HF_MODEL_REPO = f"{HF_USERNAME}/tourism-prediction-model"

def train_and_evaluate():
    try:
        train_df = pd.read_csv("data/processed/train.csv")
        test_df = pd.read_csv("data/processed/test.csv")
    except FileNotFoundError:
        print("Processed data not found.")
        return

    X_train = train_df.drop('ProdTaken', axis=1)
    y_train = train_df['ProdTaken']
    X_test = test_df.drop('ProdTaken', axis=1)
    y_test = test_df['ProdTaken']
    
    # Preprocessing (One-Hot Encoding)
    X_train = pd.get_dummies(X_train)
    X_test = pd.get_dummies(X_test)
    X_train, X_test = X_train.align(X_test, join='left', axis=1, fill_value=0)
    
    # Model Training
    model = RandomForestClassifier(n_estimators=100, max_depth=10, random_state=42)
    model.fit(X_train, y_train)
    
    # Evaluation
    predictions = model.predict(X_test)
    print("Accuracy:", accuracy_score(y_test, predictions))
    print(classification_report(y_test, predictions))
    
    # Save Model
    os.makedirs("models", exist_ok=True)
    joblib.dump(model, "models/model.joblib")
    joblib.dump(list(X_train.columns), "models/features.joblib")
    
    # Register Model
    if token:
        api.create_repo(repo_id=HF_MODEL_REPO, exist_ok=True)
        api.upload_file(path_or_fileobj="models/model.joblib", path_in_repo="model.joblib", repo_id=HF_MODEL_REPO)
        api.upload_file(path_or_fileobj="models/features.joblib", path_in_repo="features.joblib", repo_id=HF_MODEL_REPO)
        print("Model registered on Hugging Face.")

train_and_evaluate()

## 4. Model Deployment
**Goal:** Deploy the model using Streamlit and Docker.

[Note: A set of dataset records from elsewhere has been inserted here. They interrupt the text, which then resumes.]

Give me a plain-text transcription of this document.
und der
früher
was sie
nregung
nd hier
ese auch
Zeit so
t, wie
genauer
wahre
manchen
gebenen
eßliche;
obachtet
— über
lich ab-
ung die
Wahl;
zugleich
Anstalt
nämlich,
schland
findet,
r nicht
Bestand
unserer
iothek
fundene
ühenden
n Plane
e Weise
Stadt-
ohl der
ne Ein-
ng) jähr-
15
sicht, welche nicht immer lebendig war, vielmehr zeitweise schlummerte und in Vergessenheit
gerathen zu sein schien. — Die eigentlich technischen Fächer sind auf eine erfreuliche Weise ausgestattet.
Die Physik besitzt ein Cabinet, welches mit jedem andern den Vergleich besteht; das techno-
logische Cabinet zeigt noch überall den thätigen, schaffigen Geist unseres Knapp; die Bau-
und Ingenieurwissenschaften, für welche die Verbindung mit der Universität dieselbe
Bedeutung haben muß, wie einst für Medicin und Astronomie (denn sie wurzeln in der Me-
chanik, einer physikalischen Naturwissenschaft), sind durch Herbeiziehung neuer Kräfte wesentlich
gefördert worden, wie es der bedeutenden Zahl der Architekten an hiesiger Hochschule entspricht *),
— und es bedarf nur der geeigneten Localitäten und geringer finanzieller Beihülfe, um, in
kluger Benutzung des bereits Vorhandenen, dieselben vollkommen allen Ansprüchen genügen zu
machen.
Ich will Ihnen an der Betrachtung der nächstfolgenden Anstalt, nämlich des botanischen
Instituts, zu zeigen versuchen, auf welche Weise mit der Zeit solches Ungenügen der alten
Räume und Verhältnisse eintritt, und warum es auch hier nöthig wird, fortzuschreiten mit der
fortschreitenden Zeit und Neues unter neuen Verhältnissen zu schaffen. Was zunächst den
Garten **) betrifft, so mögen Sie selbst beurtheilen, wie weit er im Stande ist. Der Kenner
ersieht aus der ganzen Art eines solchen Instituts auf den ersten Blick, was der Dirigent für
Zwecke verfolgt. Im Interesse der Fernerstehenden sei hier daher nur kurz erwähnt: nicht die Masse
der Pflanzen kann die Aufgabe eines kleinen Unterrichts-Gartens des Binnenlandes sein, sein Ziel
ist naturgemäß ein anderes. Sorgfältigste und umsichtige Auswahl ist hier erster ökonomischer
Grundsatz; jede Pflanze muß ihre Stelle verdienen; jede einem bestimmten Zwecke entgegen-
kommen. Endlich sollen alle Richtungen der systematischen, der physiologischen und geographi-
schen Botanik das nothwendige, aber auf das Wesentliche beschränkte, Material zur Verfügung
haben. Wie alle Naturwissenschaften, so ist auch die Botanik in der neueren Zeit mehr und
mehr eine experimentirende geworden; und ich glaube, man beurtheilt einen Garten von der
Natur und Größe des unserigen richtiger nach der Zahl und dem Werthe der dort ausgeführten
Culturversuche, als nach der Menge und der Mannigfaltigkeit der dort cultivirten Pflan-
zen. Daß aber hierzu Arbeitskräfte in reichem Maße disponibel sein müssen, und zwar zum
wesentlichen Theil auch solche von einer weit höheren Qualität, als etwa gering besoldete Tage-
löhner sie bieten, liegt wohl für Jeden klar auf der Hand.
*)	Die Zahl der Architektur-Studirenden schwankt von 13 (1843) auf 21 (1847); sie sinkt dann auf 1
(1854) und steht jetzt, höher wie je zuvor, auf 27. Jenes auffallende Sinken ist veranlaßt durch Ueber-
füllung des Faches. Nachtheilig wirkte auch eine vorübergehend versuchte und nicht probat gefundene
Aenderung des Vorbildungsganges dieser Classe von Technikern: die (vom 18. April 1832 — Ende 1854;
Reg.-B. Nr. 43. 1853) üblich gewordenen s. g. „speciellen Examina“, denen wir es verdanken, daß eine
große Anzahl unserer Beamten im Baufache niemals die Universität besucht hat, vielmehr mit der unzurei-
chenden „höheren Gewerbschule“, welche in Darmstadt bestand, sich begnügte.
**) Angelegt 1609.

### Streamlit App (`app.py`)
The `app.py` file contains the code to load the model from Hugging Face and create a user interface for predictions.

### Dockerfile
The `Dockerfile` defines the environment for running the Streamlit app.

## 5. MLOps Pipeline with GitHub Actions
**Goal:** Automate the workflow.

The `.github/workflows/pipeline.yml` file defines the CI/CD pipeline that triggers on push to the main branch. It installs dependencies, runs data preparation, and trains the model.

## Conclusion
This notebook demonstrates the end-to-end MLOps pipeline for the "Visit with Us" project, covering data management, model training, and automation setup.